The OCaml prompt lets you type either a term or a declaration that binds a variable to a term. It evaluates the term to produce a value: a term that does not need any further evaluation. We can define values v as a syntactic class too. For now, we can think of values as just being the same as constants, though we'll see there is much more to them.

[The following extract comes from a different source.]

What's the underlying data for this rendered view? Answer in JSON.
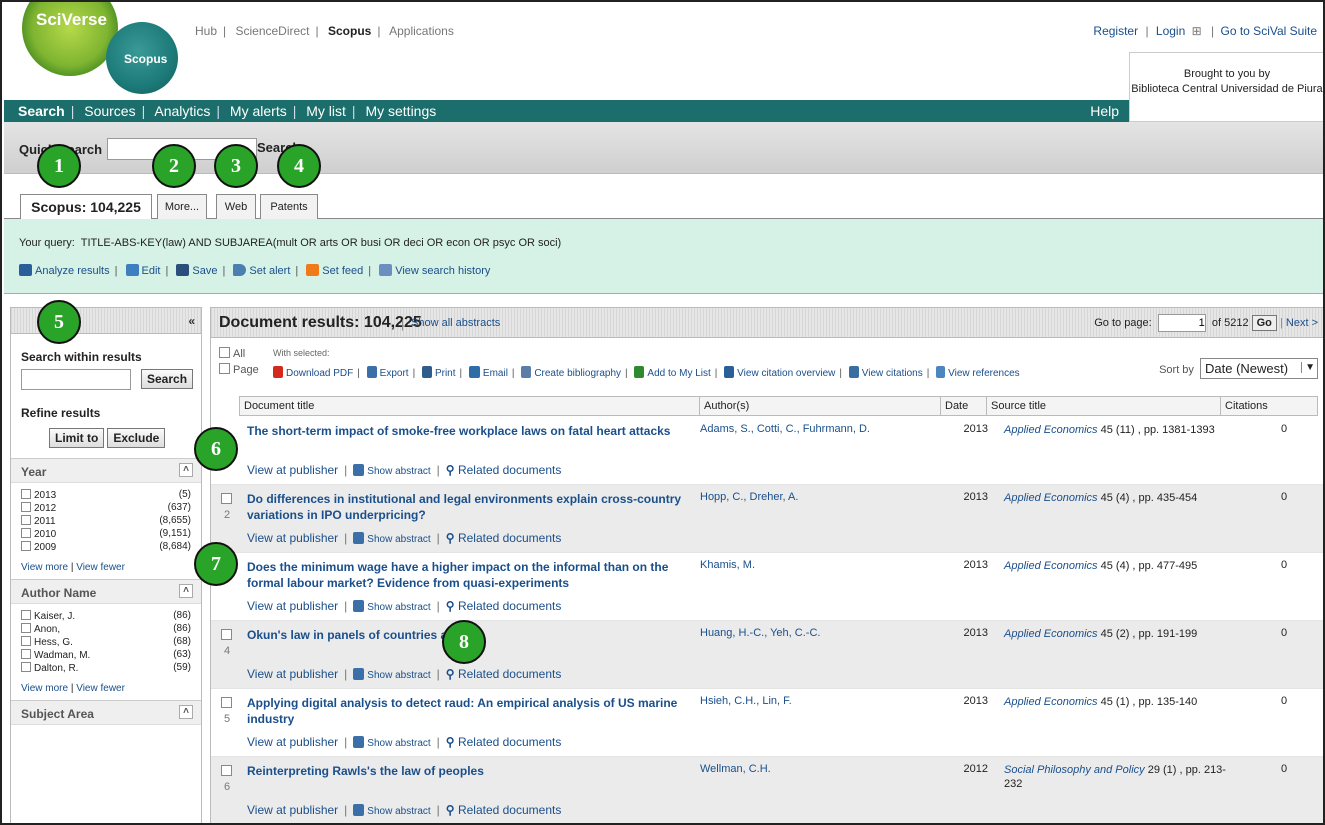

Running an OCaml program is just evaluating a term. What happens when we evaluate a term? In an imperative (non-functional) language like Java, we sometimes imagine that there is an idea of a "current statement" that is executing. This isn't a very good model for OCaml; it is better to think of OCaml programs as being evaluated in the same way that you would evaluate a mathematical expression. For example, if you see an expression like (1+2)*3, you know that you first evaluate the subexpression 1+2, getting a new expression 3*3. Then you evaluate 3*3. OCaml evaluation works the same way. As each point in time, the OCaml evaluator takes the left-most expression that is not a value and rewrites (or reduces) it to some simpler expression. Eventually the whole expression is a value and then evaluation stops: the program is done. Or maybe the expression never reduces to a value, in which case you have an infinite loop.

OCaml has a bunch of built-in rules for rewriting terms that go well beyond simple arithmetic. Consider the if expression. It has two important rewrite rules:

if true then e1 else e2   -->  e1
if false then e1 else e2  -->  e2

If the evaluator runs into an if expression, the first thing it does is try to reduce the conditional expression to either true or false. Then it can apply one of the two rules here.

Substitution

The let expression is also evaluated using rewrite rules. It works by first evaluating all of its bindings. Then those bindings are substituted into the body of the let expression (the expression after the in). For example, here is a sequence of evaluation steps using let:

let x = 1+4 in x*3
   --> let x = 5 in x*3
   --> 5*3
   --> 15

Function calls are the most interesting case. When a function is called, OCaml does a similar subsitution: it substitutes the values passed as arguments into the body of the function. Consider evaluating abs(2+1):

abs (2+1)
   --> abs 3
   --> if 3 < 0 then -3 else 3
   --> if false then -3 else 3
   --> 3

This is a simple start on how to think about evaluation; we'll have more to say about evaluation in a couple of lectures.